Die klagenden Parteien haben die Auffassung vertreten, die Beklagte schulde ihnen den Zuschuß zum Kurzarbeitergeld nach § 4 Nr. 1 und 3 TVKQ. Der Anspruch bestehe unabhängig davon, daß ihr Arbeitsverhältnis im Juli 1990 noch nicht gekündigt gewesen sei. Durch den nach Ablauf des Tarifvertrages aufgestellten Sozialplan vom 14. Oktober 1991 würden die tarifvertraglichen Ansprüche nicht ausgeschlossen.
Die Kläger haben zuletzt beantragt,
die Beklagte zu verurteilen, an den Kläger zu 1)
39,47 DM, an die Klägerin zu 2) 18,26 DM und an
die Klägerin zu 3) 40,70 DM zu bezahlen.
Die Beklagte hat beantragt, die Klagen abzuweisen.

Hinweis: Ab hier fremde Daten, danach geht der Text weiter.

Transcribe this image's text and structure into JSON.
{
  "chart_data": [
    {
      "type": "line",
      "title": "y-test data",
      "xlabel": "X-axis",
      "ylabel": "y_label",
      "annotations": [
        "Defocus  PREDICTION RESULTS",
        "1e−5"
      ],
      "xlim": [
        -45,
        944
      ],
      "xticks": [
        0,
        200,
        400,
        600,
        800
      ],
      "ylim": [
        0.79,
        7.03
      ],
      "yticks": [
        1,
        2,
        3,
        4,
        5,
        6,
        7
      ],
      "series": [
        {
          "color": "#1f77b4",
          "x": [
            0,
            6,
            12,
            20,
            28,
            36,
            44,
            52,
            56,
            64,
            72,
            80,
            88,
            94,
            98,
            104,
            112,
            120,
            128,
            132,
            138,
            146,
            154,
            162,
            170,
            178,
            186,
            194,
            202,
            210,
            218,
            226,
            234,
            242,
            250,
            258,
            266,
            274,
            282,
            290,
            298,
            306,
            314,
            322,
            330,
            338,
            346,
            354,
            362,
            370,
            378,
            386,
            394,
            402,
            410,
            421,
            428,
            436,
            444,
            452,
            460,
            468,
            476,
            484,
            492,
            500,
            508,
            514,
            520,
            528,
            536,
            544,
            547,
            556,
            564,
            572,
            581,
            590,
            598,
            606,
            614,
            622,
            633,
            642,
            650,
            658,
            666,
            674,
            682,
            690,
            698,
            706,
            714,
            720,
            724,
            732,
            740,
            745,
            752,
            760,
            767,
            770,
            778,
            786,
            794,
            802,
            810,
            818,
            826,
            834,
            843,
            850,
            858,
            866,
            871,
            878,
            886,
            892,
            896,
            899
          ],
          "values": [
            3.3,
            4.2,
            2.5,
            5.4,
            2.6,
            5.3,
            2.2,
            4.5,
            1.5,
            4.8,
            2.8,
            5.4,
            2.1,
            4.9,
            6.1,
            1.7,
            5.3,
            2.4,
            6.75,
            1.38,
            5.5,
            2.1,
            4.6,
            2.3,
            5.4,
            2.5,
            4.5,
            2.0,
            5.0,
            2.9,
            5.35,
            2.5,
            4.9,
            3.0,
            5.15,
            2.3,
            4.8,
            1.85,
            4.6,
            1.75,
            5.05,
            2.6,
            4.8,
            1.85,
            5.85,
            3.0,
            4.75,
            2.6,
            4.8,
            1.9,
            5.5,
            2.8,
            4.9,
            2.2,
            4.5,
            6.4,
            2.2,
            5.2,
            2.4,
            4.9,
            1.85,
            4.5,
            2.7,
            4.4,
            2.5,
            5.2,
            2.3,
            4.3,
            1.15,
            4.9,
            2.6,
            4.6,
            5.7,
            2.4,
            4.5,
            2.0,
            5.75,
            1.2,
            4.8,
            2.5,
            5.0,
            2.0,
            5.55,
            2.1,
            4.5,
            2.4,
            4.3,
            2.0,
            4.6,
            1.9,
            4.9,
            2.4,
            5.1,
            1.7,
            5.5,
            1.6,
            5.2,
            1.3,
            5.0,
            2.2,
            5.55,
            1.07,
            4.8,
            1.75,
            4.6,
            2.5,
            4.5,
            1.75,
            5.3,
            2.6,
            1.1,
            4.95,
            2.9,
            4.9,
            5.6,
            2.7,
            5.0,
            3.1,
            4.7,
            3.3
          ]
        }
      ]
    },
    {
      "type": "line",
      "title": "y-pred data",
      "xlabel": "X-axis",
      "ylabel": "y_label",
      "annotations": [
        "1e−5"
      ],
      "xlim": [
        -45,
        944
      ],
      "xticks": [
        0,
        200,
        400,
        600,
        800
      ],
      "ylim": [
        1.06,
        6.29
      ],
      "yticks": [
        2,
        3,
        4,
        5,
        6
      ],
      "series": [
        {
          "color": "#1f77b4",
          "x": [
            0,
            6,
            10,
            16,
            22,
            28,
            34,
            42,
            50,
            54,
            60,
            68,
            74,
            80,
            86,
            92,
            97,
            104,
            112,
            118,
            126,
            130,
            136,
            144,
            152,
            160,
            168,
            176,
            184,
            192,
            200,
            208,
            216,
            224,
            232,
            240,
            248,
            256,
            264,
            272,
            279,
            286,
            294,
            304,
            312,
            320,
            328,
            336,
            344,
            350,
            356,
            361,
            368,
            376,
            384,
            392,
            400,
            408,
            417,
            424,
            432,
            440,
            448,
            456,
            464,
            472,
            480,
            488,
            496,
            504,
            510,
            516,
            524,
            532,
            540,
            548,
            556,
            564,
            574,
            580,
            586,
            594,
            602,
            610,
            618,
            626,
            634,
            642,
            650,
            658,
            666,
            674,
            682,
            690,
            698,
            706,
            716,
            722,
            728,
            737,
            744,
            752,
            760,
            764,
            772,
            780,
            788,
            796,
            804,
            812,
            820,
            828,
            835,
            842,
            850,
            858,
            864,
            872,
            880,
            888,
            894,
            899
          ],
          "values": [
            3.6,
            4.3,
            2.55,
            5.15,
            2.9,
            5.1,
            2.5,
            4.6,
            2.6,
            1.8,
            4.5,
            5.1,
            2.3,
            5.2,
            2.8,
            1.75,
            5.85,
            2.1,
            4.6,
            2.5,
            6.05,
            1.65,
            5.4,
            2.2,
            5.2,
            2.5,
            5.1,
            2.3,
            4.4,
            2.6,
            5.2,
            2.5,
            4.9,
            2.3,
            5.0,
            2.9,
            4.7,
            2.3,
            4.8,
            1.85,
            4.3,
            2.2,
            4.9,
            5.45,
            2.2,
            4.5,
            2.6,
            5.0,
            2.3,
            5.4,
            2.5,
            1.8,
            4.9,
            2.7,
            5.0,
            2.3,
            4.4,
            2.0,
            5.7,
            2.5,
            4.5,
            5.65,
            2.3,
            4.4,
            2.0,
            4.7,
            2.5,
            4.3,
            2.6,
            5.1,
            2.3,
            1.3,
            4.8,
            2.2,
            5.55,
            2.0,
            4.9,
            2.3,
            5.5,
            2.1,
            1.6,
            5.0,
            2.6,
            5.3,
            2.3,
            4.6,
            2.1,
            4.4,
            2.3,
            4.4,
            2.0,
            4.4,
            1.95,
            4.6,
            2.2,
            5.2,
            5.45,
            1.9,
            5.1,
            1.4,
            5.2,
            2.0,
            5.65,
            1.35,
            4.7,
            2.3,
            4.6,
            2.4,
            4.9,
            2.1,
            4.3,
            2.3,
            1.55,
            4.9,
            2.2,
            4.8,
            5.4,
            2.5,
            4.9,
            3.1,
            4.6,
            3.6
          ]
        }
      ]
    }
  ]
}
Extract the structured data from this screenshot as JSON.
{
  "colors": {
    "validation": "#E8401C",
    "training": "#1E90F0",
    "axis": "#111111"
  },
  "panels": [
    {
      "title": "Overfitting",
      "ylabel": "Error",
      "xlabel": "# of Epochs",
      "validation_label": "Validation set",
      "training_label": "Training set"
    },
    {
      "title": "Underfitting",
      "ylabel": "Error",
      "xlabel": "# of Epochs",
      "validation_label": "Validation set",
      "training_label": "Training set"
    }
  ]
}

Sie hat die Auffassung vertreten, Ansprüche aus dem TVKQ stünden nur den Arbeitnehmern zu, die im Zeitpunkt der Fälligkeit der Ansprüche in einem betriebsbedingt gekündigten Arbeitsverhältnis gestanden hätten. Den geltend gemachten Ansprüchen stehe auch die Bestimmung zum Ausschluß von Doppelbelastungen (§ 5 Abs. 2 TVKQ) entgegen. Der Sozialplan vom 14. Oktober 1991 enthalte eine Regelung über den Ausgleich und die Milderung wirtschaftlicher Nachteile.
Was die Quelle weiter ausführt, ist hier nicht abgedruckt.